The main source of the data is cleansed, transformed, catalogued, and made available for use by
managers and other business professionals for data mining, online analytical processing, market
research and decision support. However, the means to retrieve and analyze data, to extract,
transform, and load data, and to manage the data dictionary are also considered essential
components of a data warehousing system. Many references to data warehousing use this broader
context. Thus, an expanded definition for data warehousing includes business intelligence tools,
tools to extract, transform, and load data into the repository, and tools to manage and retrieve
metadata.

Benefits:
A data warehouse maintains a copy of information from the source transaction systems.
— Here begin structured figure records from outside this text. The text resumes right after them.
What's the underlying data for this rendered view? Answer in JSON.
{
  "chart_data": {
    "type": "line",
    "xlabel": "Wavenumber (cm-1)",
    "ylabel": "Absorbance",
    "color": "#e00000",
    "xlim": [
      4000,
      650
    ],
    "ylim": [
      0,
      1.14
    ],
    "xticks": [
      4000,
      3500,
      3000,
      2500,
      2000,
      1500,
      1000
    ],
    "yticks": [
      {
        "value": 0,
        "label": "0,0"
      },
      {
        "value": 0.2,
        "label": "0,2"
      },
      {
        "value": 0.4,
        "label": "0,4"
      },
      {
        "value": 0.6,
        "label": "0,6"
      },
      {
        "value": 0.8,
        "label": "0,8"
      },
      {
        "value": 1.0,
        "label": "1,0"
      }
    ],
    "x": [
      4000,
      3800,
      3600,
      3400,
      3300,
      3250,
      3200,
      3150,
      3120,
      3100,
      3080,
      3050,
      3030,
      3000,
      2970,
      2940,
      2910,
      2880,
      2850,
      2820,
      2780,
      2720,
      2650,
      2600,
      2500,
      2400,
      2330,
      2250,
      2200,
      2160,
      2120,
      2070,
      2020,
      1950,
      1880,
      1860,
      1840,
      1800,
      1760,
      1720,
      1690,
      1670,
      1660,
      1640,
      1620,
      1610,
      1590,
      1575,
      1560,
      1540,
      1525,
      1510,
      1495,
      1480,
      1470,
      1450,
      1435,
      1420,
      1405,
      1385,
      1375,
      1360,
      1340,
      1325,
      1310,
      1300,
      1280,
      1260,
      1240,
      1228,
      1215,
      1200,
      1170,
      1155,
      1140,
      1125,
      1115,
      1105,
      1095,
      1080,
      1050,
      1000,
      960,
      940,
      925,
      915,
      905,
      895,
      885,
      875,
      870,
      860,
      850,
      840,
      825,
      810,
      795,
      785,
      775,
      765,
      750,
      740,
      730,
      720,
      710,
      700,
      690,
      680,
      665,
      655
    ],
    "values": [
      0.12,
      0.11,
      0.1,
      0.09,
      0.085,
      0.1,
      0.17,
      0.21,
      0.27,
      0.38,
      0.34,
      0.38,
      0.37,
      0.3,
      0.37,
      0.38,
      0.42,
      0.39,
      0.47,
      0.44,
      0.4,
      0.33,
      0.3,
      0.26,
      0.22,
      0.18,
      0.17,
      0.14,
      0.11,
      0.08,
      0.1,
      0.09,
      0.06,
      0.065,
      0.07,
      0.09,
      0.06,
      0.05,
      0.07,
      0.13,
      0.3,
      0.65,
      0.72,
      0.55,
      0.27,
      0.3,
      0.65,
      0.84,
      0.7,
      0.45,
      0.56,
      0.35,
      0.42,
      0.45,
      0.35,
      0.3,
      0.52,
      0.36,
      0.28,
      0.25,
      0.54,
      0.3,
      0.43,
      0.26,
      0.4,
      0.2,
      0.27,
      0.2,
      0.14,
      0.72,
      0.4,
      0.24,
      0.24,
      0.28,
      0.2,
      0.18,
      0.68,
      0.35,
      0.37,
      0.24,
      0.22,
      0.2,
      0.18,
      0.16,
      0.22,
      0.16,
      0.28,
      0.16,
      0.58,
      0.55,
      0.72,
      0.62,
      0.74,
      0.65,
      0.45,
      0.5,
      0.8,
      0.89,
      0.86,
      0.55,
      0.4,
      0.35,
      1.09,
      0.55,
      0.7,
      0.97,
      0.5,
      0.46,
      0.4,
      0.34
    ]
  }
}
This
architectural complexity provides the opportunity to:
• Integrate data from multiple sources into a single database and data model. More
congregation of data to single database so a single query engine can be used to present data
in an ODS.
• Mitigate the problem of database isolation level lock contention in transaction processing
systems caused by attempts to run large, long-running, analysis queries in transaction
processing databases.
• Maintain data history, even if the source transaction systems do not.
• Integrate data from multiple source systems, enabling a central view across the enterprise.
This benefit is always valuable, but particularly so when the organization has grown by
merger.
• Improve data quality, by providing consistent codes and descriptions, flagging or even fixing
bad data.
• Present the organization's information consistently.
• Provide a single common data model for all data of interest regardless of the data's source.
• Restructure the data so that it makes sense to the business users.
• Restructure the data so that it delivers excellent query performance, even for complex
analytic queries, without impacting the operational systems.
• Add value to operational business applications, notably customer relationship management
(CRM) systems.
• Make decision–support queries easier to write.